AI in Phylogenetics, Bioinformatics & Biomedical Sciences — FAQ

<aside> 📜

</aside>

This page compiles key concepts and questions on the contemporary debate around AI and machine learning applied to biological and biomedical research. Questions are organized from broader foundational concepts to more specific applications.

Part 1: Foundational Concepts

What is the difference between artificial intelligence, machine learning, and deep learning?

These are nested concepts. Artificial intelligence (AI) is the broadest category — it refers to any system designed to perform tasks that typically require human intelligence, such as reasoning or decision-making. Machine learning (ML) is a subset of AI in which systems learn from data rather than being explicitly programmed with rules. Deep learning (DL) is a subset of machine learning that uses artificial neural networks with multiple layers to process information — this is where the term "deep" comes from. Deep learning typically handles complex, unstructured data such as images and text, whereas traditional machine learning often works well with structured, tabular data.

What is an artificial neuron?

An artificial neuron is the basic computational unit of a neural network, loosely inspired by biological neurons. It receives multiple inputs, applies numerical weights to them, sums the weighted values (a matrix operation), and passes the result through an activation function that acts as a threshold to determine whether the neuron "fires" or activates.
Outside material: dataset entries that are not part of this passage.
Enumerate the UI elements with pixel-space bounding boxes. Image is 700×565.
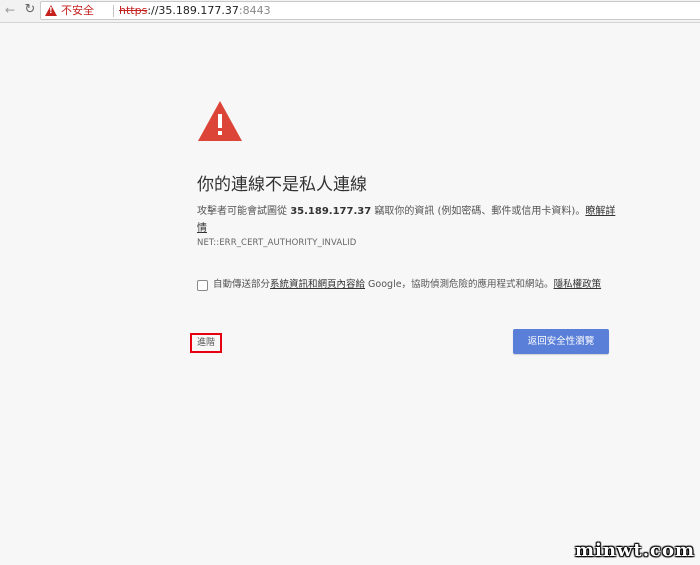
warning-message: 攻擊者可能會試圖從 35.189.177.37 竊取你的資訊 (例如密碼、郵件或… (197, 203, 617, 237)
warning-triangle-icon[interactable] (45, 5, 57, 16)
report-checkbox[interactable] (197, 280, 208, 291)
report-label: 自動傳送部分系統資訊和網頁內容給 Google，協助偵測危險的應用程式和網站。隱… (213, 279, 601, 291)
url-scheme: https (119, 4, 148, 17)
system-info-link[interactable]: 系統資訊和網頁內容給 (270, 279, 365, 290)
omnibox-divider (113, 5, 114, 17)
url-port: :8443 (238, 4, 271, 17)
report-option: 自動傳送部分系統資訊和網頁內容給 Google，協助偵測危險的應用程式和網站。隱… (197, 279, 617, 293)
message-host: 35.189.177.37 (290, 206, 372, 217)
message-text: 攻擊者可能會試圖從 (197, 206, 291, 217)
url-text[interactable]: https://35.189.177.37:8443 (119, 2, 271, 19)
reload-icon[interactable]: ↻ (22, 2, 38, 18)
back-arrow-icon[interactable]: ← (2, 2, 18, 18)
address-bar[interactable]: 不安全 https://35.189.177.37:8443 (40, 1, 700, 20)
warning-triangle-icon (198, 101, 242, 141)
watermark: minwt.com (574, 540, 695, 561)
page-title: 你的連線不是私人連線 (197, 175, 367, 195)
not-secure-label[interactable]: 不安全 (61, 2, 94, 19)
advanced-button[interactable]: 進階 (192, 335, 220, 351)
report-text-start: 自動傳送部分 (213, 279, 271, 290)
back-to-safety-button[interactable]: 返回安全性瀏覽 (513, 329, 609, 354)
privacy-policy-link[interactable]: 隱私權政策 (554, 279, 602, 290)
url-host: ://35.189.177.37 (147, 4, 239, 17)
error-code: NET::ERR_CERT_AUTHORITY_INVALID (197, 238, 357, 248)
advanced-highlight-box: 進階 (190, 333, 222, 353)
report-text-end: Google，協助偵測危險的應用程式和網站。 (365, 279, 554, 290)
message-text-end: 竊取你的資訊 (例如密碼、郵件或信用卡資料)。 (371, 206, 586, 217)
browser-toolbar: ← ↻ 不安全 https://35.189.177.37:8443 (0, 0, 700, 23)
This output can then serve as input to other neurons in subsequent layers.

What are generative models?

Generative models are typically deep learning models that learn the underlying statistical distribution of training data and then produce new outputs that resemble that data. Rather than classifying or predicting existing data points, they generate entirely new examples — such as protein 3D structures, DNA sequences, synthetic medical images, or novel text. Examples include GANs (Generative Adversarial Networks) and models like ProtGPT2.

What are Bayesian networks?

A Bayesian network is a probabilistic graphical model represented as a directed acyclic graph (DAG). Nodes represent variables, directed edges encode probabilistic dependencies between them, and each node can be derived from one or more parent nodes. The network uses Bayes' theorem to update beliefs about variables given new evidence, enabling principled inference under uncertainty. Bayesian networks are not deep learning models — they belong to probabilistic machine learning and can be used in both supervised and unsupervised modes depending on the task.

What is AI-guided probabilistic inference?

AI-guided probabilistic inference refers to the combination of AI or machine learning techniques with probabilistic reasoning frameworks. Rather than running standard Bayesian inference alone, AI methods — such as neural networks — guide or accelerate the exploration of the probability space to improve inference. This approach offers more predictive power than Bayesian networks alone, while retaining the ability to quantify uncertainty. It is more computationally demanding and generally less interpretable than pure Bayesian networks.

What are LSTMs and how do they differ from large language models?

LSTMs (Long Short-Term Memory networks) are a type of recurrent neural network designed to capture long-range dependencies in sequential data by processing sequences step by step. They are useful for genomic sequence modeling, chromatin state prediction, and temporal clinical data analysis. Large language models (LLMs), by contrast, use transformer architectures that process entire sequences simultaneously via attention mechanisms, making them more powerful and efficient for natural language tasks. LLMs use tokens — discrete text chunks — as their basic units of input and output, whereas LSTMs work directly with raw sequential elements.

What are tokens and how do transformers use them?

A token is a chunk of text — a word, subword, or character — that a model processes as a discrete unit. Transformers break input text into tokens and then process all tokens simultaneously using attention mechanisms, allowing each token to "attend" to every other token in the sequence. This enables the model to capture context and long-range relationships efficiently. Token limits define the maximum amount of text a model can process at once (the context window).